Wealth management is already pretty connected to the mainland. There’s a lot of money being made in China at the moment – most of it by senior members of the Communist regime. Watch the wonderful video of the thousands of gold bars found in the storeroom of Mr. Zhang Qi, formerly Secretary of the Communist Party in Hainan. Some 13.5 tonnes of them. China has morphed into a straightforward plutocracy. A group of billionaires organizing the nation to fulfil their business interests, and those of their children. The “red aristocracy,” and their “princelings.“

Hong Kong is intimately part of this system. Sixty percent of the $553 billion in private trusts comes from mainland china.  President Xi’s sister Qi Qiaoqiao was buying property there even before handover, and his niece Zhang Yannan has a $19 million villa now.  Consider also the daughter of China’s number three Li Zhanshu (who actually introduced the new Security Law) Li Qianxin. She appeared alongside Carrie Lam at a launch event for the law. At 38 she is chair of a state owned investment bank in Hong Kong, and owns a $15 million townhouse.
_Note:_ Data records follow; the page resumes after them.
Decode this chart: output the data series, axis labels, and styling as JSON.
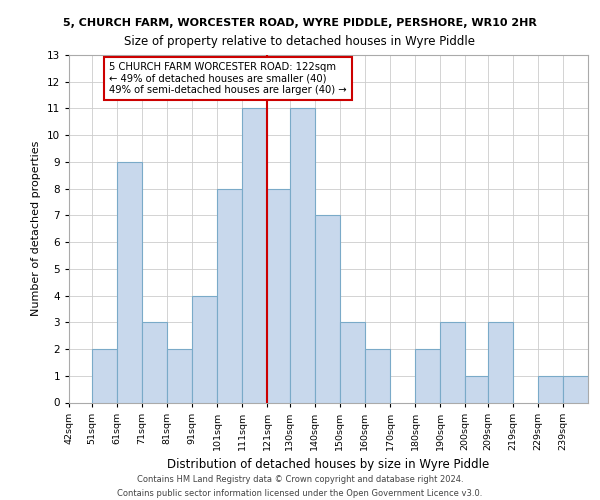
{
  "title": "5, CHURCH FARM, WORCESTER ROAD, WYRE PIDDLE, PERSHORE, WR10 2HR",
  "subtitle": "Size of property relative to detached houses in Wyre Piddle",
  "xlabel": "Distribution of detached houses by size in Wyre Piddle",
  "ylabel": "Number of detached properties",
  "bar_color": "#c8d8ec",
  "bar_edge_color": "#7aaac8",
  "grid_color": "#cccccc",
  "vline_color": "#cc0000",
  "vline_x": 121,
  "annotation_line1": "5 CHURCH FARM WORCESTER ROAD: 122sqm",
  "annotation_line2": "← 49% of detached houses are smaller (40)",
  "annotation_line3": "49% of semi-detached houses are larger (40) →",
  "annotation_box_color": "#ffffff",
  "annotation_box_edge": "#cc0000",
  "bins": [
    42,
    51,
    61,
    71,
    81,
    91,
    101,
    111,
    121,
    130,
    140,
    150,
    160,
    170,
    180,
    190,
    200,
    209,
    219,
    229,
    239
  ],
  "bin_labels": [
    "42sqm",
    "51sqm",
    "61sqm",
    "71sqm",
    "81sqm",
    "91sqm",
    "101sqm",
    "111sqm",
    "121sqm",
    "130sqm",
    "140sqm",
    "150sqm",
    "160sqm",
    "170sqm",
    "180sqm",
    "190sqm",
    "200sqm",
    "209sqm",
    "219sqm",
    "229sqm",
    "239sqm"
  ],
  "counts": [
    0,
    2,
    9,
    3,
    2,
    4,
    8,
    11,
    8,
    11,
    7,
    3,
    2,
    0,
    2,
    3,
    1,
    3,
    0,
    1,
    1
  ],
  "ylim": [
    0,
    13
  ],
  "yticks": [
    0,
    1,
    2,
    3,
    4,
    5,
    6,
    7,
    8,
    9,
    10,
    11,
    12,
    13
  ],
  "footer_line1": "Contains HM Land Registry data © Crown copyright and database right 2024.",
  "footer_line2": "Contains public sector information licensed under the Open Government Licence v3.0."
}
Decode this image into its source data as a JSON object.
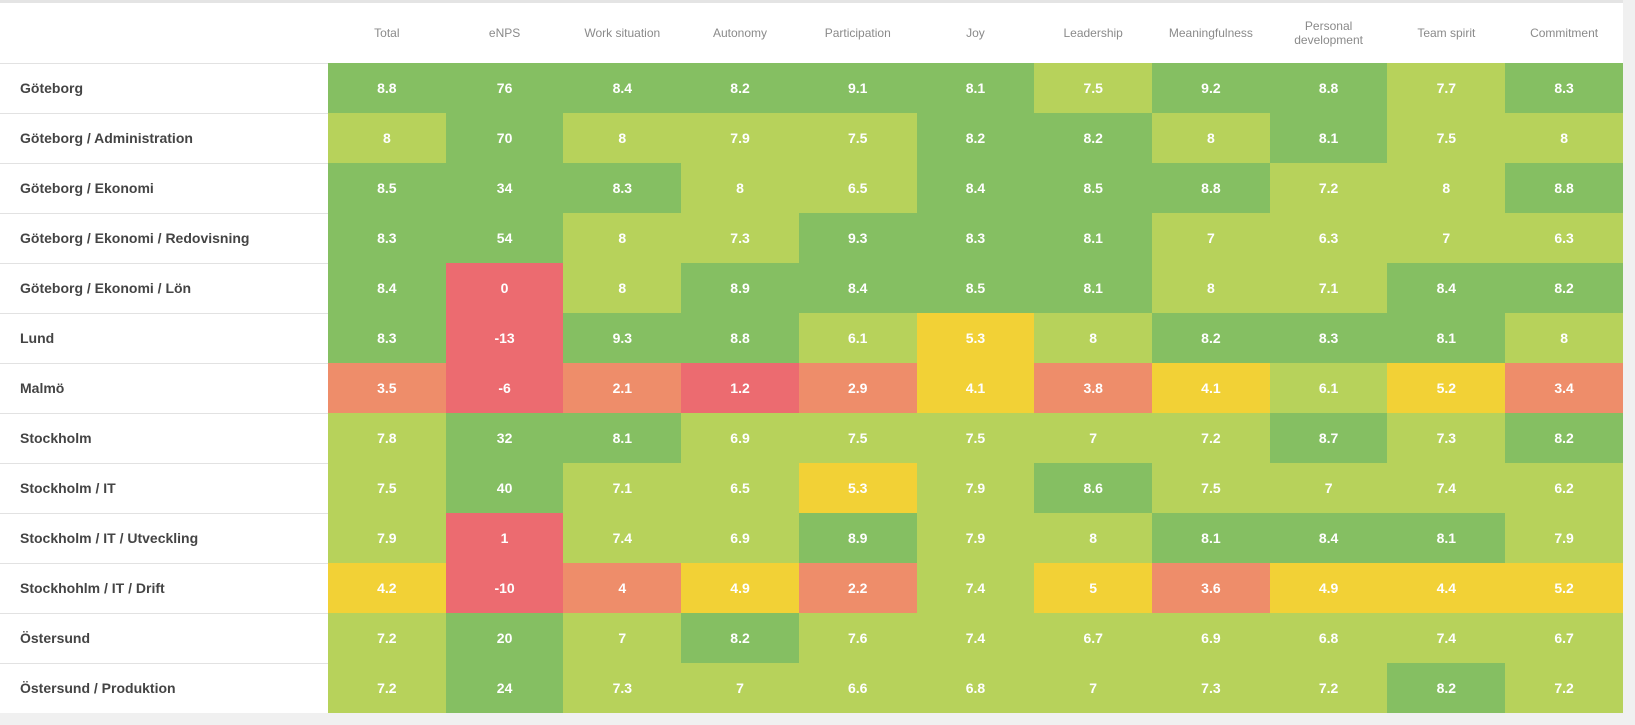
{
  "columns": [
    "Total",
    "eNPS",
    "Work situation",
    "Autonomy",
    "Participation",
    "Joy",
    "Leadership",
    "Meaningfulness",
    "Personal development",
    "Team spirit",
    "Commitment"
  ],
  "palette": {
    "dark_green": "#85bf62",
    "light_green": "#b7d25b",
    "yellow": "#f2d136",
    "orange": "#ee8d6a",
    "red": "#ec6b70"
  },
  "rows": [
    {
      "label": "Göteborg",
      "cells": [
        {
          "v": "8.8",
          "c": "dark_green"
        },
        {
          "v": "76",
          "c": "dark_green"
        },
        {
          "v": "8.4",
          "c": "dark_green"
        },
        {
          "v": "8.2",
          "c": "dark_green"
        },
        {
          "v": "9.1",
          "c": "dark_green"
        },
        {
          "v": "8.1",
          "c": "dark_green"
        },
        {
          "v": "7.5",
          "c": "light_green"
        },
        {
          "v": "9.2",
          "c": "dark_green"
        },
        {
          "v": "8.8",
          "c": "dark_green"
        },
        {
          "v": "7.7",
          "c": "light_green"
        },
        {
          "v": "8.3",
          "c": "dark_green"
        }
      ]
    },
    {
      "label": "Göteborg / Administration",
      "cells": [
        {
          "v": "8",
          "c": "light_green"
        },
        {
          "v": "70",
          "c": "dark_green"
        },
        {
          "v": "8",
          "c": "light_green"
        },
        {
          "v": "7.9",
          "c": "light_green"
        },
        {
          "v": "7.5",
          "c": "light_green"
        },
        {
          "v": "8.2",
          "c": "dark_green"
        },
        {
          "v": "8.2",
          "c": "dark_green"
        },
        {
          "v": "8",
          "c": "light_green"
        },
        {
          "v": "8.1",
          "c": "dark_green"
        },
        {
          "v": "7.5",
          "c": "light_green"
        },
        {
          "v": "8",
          "c": "light_green"
        }
      ]
    },
    {
      "label": "Göteborg / Ekonomi",
      "cells": [
        {
          "v": "8.5",
          "c": "dark_green"
        },
        {
          "v": "34",
          "c": "dark_green"
        },
        {
          "v": "8.3",
          "c": "dark_green"
        },
        {
          "v": "8",
          "c": "light_green"
        },
        {
          "v": "6.5",
          "c": "light_green"
        },
        {
          "v": "8.4",
          "c": "dark_green"
        },
        {
          "v": "8.5",
          "c": "dark_green"
        },
        {
          "v": "8.8",
          "c": "dark_green"
        },
        {
          "v": "7.2",
          "c": "light_green"
        },
        {
          "v": "8",
          "c": "light_green"
        },
        {
          "v": "8.8",
          "c": "dark_green"
        }
      ]
    },
    {
      "label": "Göteborg / Ekonomi / Redovisning",
      "cells": [
        {
          "v": "8.3",
          "c": "dark_green"
        },
        {
          "v": "54",
          "c": "dark_green"
        },
        {
          "v": "8",
          "c": "light_green"
        },
        {
          "v": "7.3",
          "c": "light_green"
        },
        {
          "v": "9.3",
          "c": "dark_green"
        },
        {
          "v": "8.3",
          "c": "dark_green"
        },
        {
          "v": "8.1",
          "c": "dark_green"
        },
        {
          "v": "7",
          "c": "light_green"
        },
        {
          "v": "6.3",
          "c": "light_green"
        },
        {
          "v": "7",
          "c": "light_green"
        },
        {
          "v": "6.3",
          "c": "light_green"
        }
      ]
    },
    {
      "label": "Göteborg / Ekonomi / Lön",
      "cells": [
        {
          "v": "8.4",
          "c": "dark_green"
        },
        {
          "v": "0",
          "c": "red"
        },
        {
          "v": "8",
          "c": "light_green"
        },
        {
          "v": "8.9",
          "c": "dark_green"
        },
        {
          "v": "8.4",
          "c": "dark_green"
        },
        {
          "v": "8.5",
          "c": "dark_green"
        },
        {
          "v": "8.1",
          "c": "dark_green"
        },
        {
          "v": "8",
          "c": "light_green"
        },
        {
          "v": "7.1",
          "c": "light_green"
        },
        {
          "v": "8.4",
          "c": "dark_green"
        },
        {
          "v": "8.2",
          "c": "dark_green"
        }
      ]
    },
    {
      "label": "Lund",
      "cells": [
        {
          "v": "8.3",
          "c": "dark_green"
        },
        {
          "v": "-13",
          "c": "red"
        },
        {
          "v": "9.3",
          "c": "dark_green"
        },
        {
          "v": "8.8",
          "c": "dark_green"
        },
        {
          "v": "6.1",
          "c": "light_green"
        },
        {
          "v": "5.3",
          "c": "yellow"
        },
        {
          "v": "8",
          "c": "light_green"
        },
        {
          "v": "8.2",
          "c": "dark_green"
        },
        {
          "v": "8.3",
          "c": "dark_green"
        },
        {
          "v": "8.1",
          "c": "dark_green"
        },
        {
          "v": "8",
          "c": "light_green"
        }
      ]
    },
    {
      "label": "Malmö",
      "cells": [
        {
          "v": "3.5",
          "c": "orange"
        },
        {
          "v": "-6",
          "c": "red"
        },
        {
          "v": "2.1",
          "c": "orange"
        },
        {
          "v": "1.2",
          "c": "red"
        },
        {
          "v": "2.9",
          "c": "orange"
        },
        {
          "v": "4.1",
          "c": "yellow"
        },
        {
          "v": "3.8",
          "c": "orange"
        },
        {
          "v": "4.1",
          "c": "yellow"
        },
        {
          "v": "6.1",
          "c": "light_green"
        },
        {
          "v": "5.2",
          "c": "yellow"
        },
        {
          "v": "3.4",
          "c": "orange"
        }
      ]
    },
    {
      "label": "Stockholm",
      "cells": [
        {
          "v": "7.8",
          "c": "light_green"
        },
        {
          "v": "32",
          "c": "dark_green"
        },
        {
          "v": "8.1",
          "c": "dark_green"
        },
        {
          "v": "6.9",
          "c": "light_green"
        },
        {
          "v": "7.5",
          "c": "light_green"
        },
        {
          "v": "7.5",
          "c": "light_green"
        },
        {
          "v": "7",
          "c": "light_green"
        },
        {
          "v": "7.2",
          "c": "light_green"
        },
        {
          "v": "8.7",
          "c": "dark_green"
        },
        {
          "v": "7.3",
          "c": "light_green"
        },
        {
          "v": "8.2",
          "c": "dark_green"
        }
      ]
    },
    {
      "label": "Stockholm / IT",
      "cells": [
        {
          "v": "7.5",
          "c": "light_green"
        },
        {
          "v": "40",
          "c": "dark_green"
        },
        {
          "v": "7.1",
          "c": "light_green"
        },
        {
          "v": "6.5",
          "c": "light_green"
        },
        {
          "v": "5.3",
          "c": "yellow"
        },
        {
          "v": "7.9",
          "c": "light_green"
        },
        {
          "v": "8.6",
          "c": "dark_green"
        },
        {
          "v": "7.5",
          "c": "light_green"
        },
        {
          "v": "7",
          "c": "light_green"
        },
        {
          "v": "7.4",
          "c": "light_green"
        },
        {
          "v": "6.2",
          "c": "light_green"
        }
      ]
    },
    {
      "label": "Stockholm / IT / Utveckling",
      "cells": [
        {
          "v": "7.9",
          "c": "light_green"
        },
        {
          "v": "1",
          "c": "red"
        },
        {
          "v": "7.4",
          "c": "light_green"
        },
        {
          "v": "6.9",
          "c": "light_green"
        },
        {
          "v": "8.9",
          "c": "dark_green"
        },
        {
          "v": "7.9",
          "c": "light_green"
        },
        {
          "v": "8",
          "c": "light_green"
        },
        {
          "v": "8.1",
          "c": "dark_green"
        },
        {
          "v": "8.4",
          "c": "dark_green"
        },
        {
          "v": "8.1",
          "c": "dark_green"
        },
        {
          "v": "7.9",
          "c": "light_green"
        }
      ]
    },
    {
      "label": "Stockhohlm / IT / Drift",
      "cells": [
        {
          "v": "4.2",
          "c": "yellow"
        },
        {
          "v": "-10",
          "c": "red"
        },
        {
          "v": "4",
          "c": "orange"
        },
        {
          "v": "4.9",
          "c": "yellow"
        },
        {
          "v": "2.2",
          "c": "orange"
        },
        {
          "v": "7.4",
          "c": "light_green"
        },
        {
          "v": "5",
          "c": "yellow"
        },
        {
          "v": "3.6",
          "c": "orange"
        },
        {
          "v": "4.9",
          "c": "yellow"
        },
        {
          "v": "4.4",
          "c": "yellow"
        },
        {
          "v": "5.2",
          "c": "yellow"
        }
      ]
    },
    {
      "label": "Östersund",
      "cells": [
        {
          "v": "7.2",
          "c": "light_green"
        },
        {
          "v": "20",
          "c": "dark_green"
        },
        {
          "v": "7",
          "c": "light_green"
        },
        {
          "v": "8.2",
          "c": "dark_green"
        },
        {
          "v": "7.6",
          "c": "light_green"
        },
        {
          "v": "7.4",
          "c": "light_green"
        },
        {
          "v": "6.7",
          "c": "light_green"
        },
        {
          "v": "6.9",
          "c": "light_green"
        },
        {
          "v": "6.8",
          "c": "light_green"
        },
        {
          "v": "7.4",
          "c": "light_green"
        },
        {
          "v": "6.7",
          "c": "light_green"
        }
      ]
    },
    {
      "label": "Östersund / Produktion",
      "cells": [
        {
          "v": "7.2",
          "c": "light_green"
        },
        {
          "v": "24",
          "c": "dark_green"
        },
        {
          "v": "7.3",
          "c": "light_green"
        },
        {
          "v": "7",
          "c": "light_green"
        },
        {
          "v": "6.6",
          "c": "light_green"
        },
        {
          "v": "6.8",
          "c": "light_green"
        },
        {
          "v": "7",
          "c": "light_green"
        },
        {
          "v": "7.3",
          "c": "light_green"
        },
        {
          "v": "7.2",
          "c": "light_green"
        },
        {
          "v": "8.2",
          "c": "dark_green"
        },
        {
          "v": "7.2",
          "c": "light_green"
        }
      ]
    }
  ]
}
Her partner, Chua Hwa Por, spent hundreds of millions of dollars on a stake in the Peninsular hotel, and bought a racehorse appropriately named “Limitless.” His activities were exposed by ….Jimmy Lai.

China hasn’t downgraded Hong Kong. Far from it.  Basically it just thinks it can keep getting away with it.

As the new HSBC advertising campaign in Hong Kong aptly says “the story continues…as long as people believe it will…”

Christopher Walker is a writer on business and politics. He sat for several years on the asset allocation committee of a major asset manager.